Design and optimization of solid state energy conversion devices for electronic equipment

Microprocessor functionality continues to increase while transistor features are shrinking at a pace predicted by Moore's law. The additional number of transistors and smaller features conspire to increase the amount of generated heat-per-area of silicon, requiring improved thermal solutions. While the burden for dissipating heat is increasing for electronic devices, the parametric range over which the thermal engineer must design is being reduced due to cost, weight, size, and energy constraints. The semiconductor industry is requesting novel thermal technologies to meet future product needs. In general, the thermal management issues surrounding electronic equipment are becoming more challenging to solve.; One technology for thermal management of electronic equipment that has not been thoroughly explored is solid state energy conversion in the form of thermoelectric (TE) devices. A significant advantage that TE devices enjoy over conventional technologies is that they can be used for refrigeration and electricity generation.

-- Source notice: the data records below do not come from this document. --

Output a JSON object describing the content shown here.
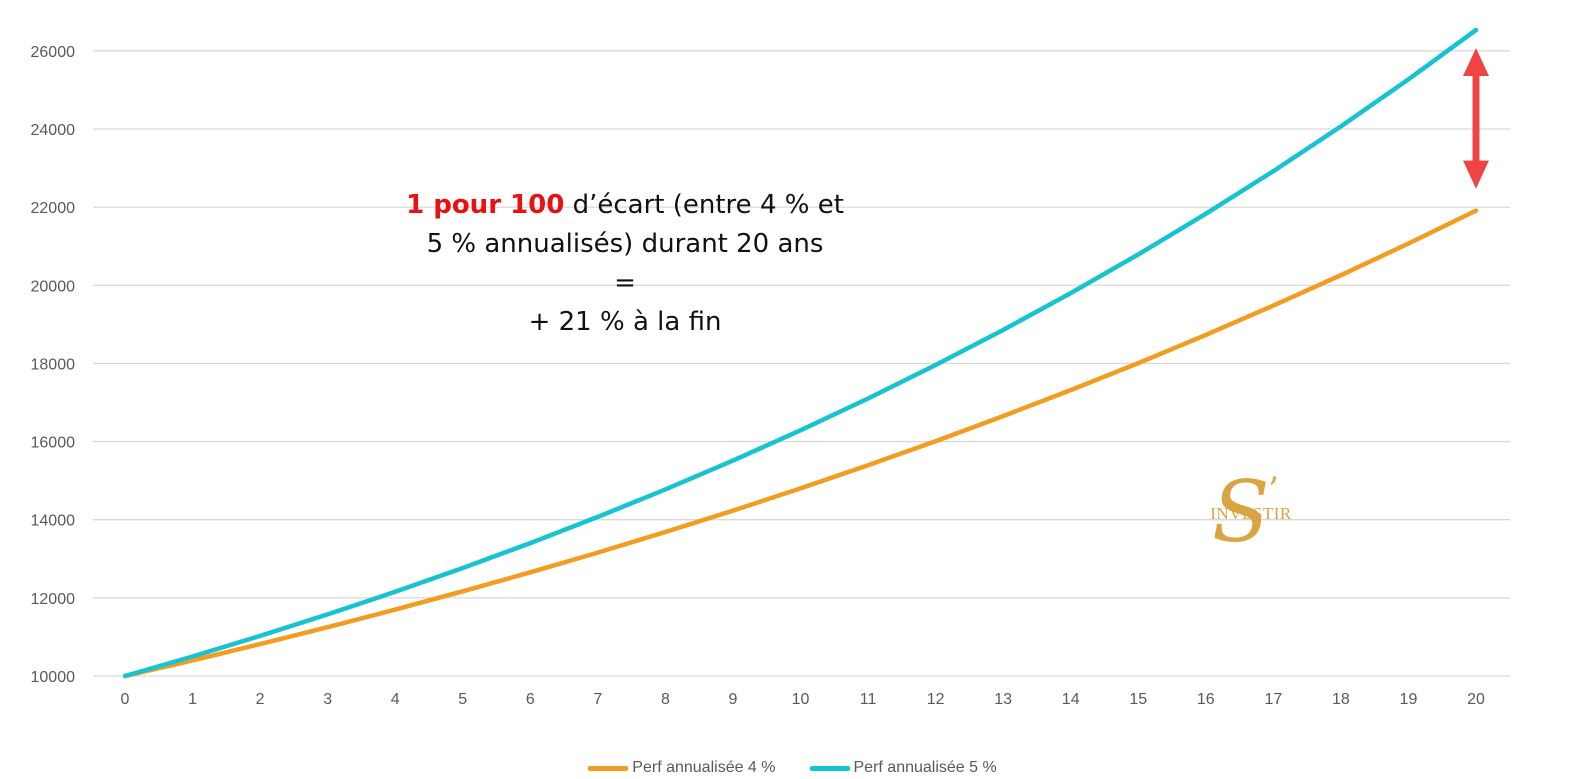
{
  "chart_data": {
    "type": "line",
    "x": [
      0,
      1,
      2,
      3,
      4,
      5,
      6,
      7,
      8,
      9,
      10,
      11,
      12,
      13,
      14,
      15,
      16,
      17,
      18,
      19,
      20
    ],
    "series": [
      {
        "name": "Perf annualisée 4 %",
        "color": "#F39C1F",
        "values": [
          10000,
          10400,
          10816,
          11249,
          11699,
          12167,
          12653,
          13159,
          13686,
          14233,
          14802,
          15395,
          16010,
          16651,
          17317,
          18009,
          18730,
          19479,
          20258,
          21068,
          21911
        ]
      },
      {
        "name": "Perf annualisée 5 %",
        "color": "#16C3D1",
        "values": [
          10000,
          10500,
          11025,
          11576,
          12155,
          12763,
          13401,
          14071,
          14775,
          15513,
          16289,
          17103,
          17959,
          18856,
          19799,
          20789,
          21829,
          22920,
          24066,
          25270,
          26533
        ]
      }
    ],
    "ylim": [
      10000,
      26533
    ],
    "yticks": [
      10000,
      12000,
      14000,
      16000,
      18000,
      20000,
      22000,
      24000,
      26000
    ],
    "grid": true,
    "legend_position": "bottom-center",
    "annotation": {
      "highlight": "1 pour 100",
      "highlight_color": "#E81010",
      "line1_rest": " d’écart (entre 4 % et",
      "line2": "5 % annualisés) durant 20 ans",
      "line3": "=",
      "line4": "+ 21 % à la fin"
    },
    "arrow": {
      "at_x": 20,
      "from_y": 21911,
      "to_y": 26533,
      "color": "#F04444"
    }
  },
  "logo": {
    "letter": "S",
    "apostrophe": "’",
    "word": "INVESTIR",
    "color": "#D9A441"
  }
}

This thesis explores the use of TE devices for managing the thermal design of electronic equipment incorporating these two processes.; Both the refrigeration and generation studies illustrate that in order to fully appreciate the advantages of thermal management with TE, the overall system must be designed within the context of the application. Equations developed for system level analysis are used to study the influence of system level parameters on overall electronic performance. Experimental measurements of the more novel generation process corroborate the analytic models developed. With the help of these models, optimization expressions are developed for each of the model parameters. The culmination of the work is the design and assembly of a prototype that uses a TE module to generate electricity from the heat dissipated by a 25 W microprocessor. The electricity is used to directly power a fan that blows air across heat sinks that keep the heat source temperature below 85°C. The prototype is quite possibly the first successful demonstration of such ‘heat-driven’ cooling of an electronic device.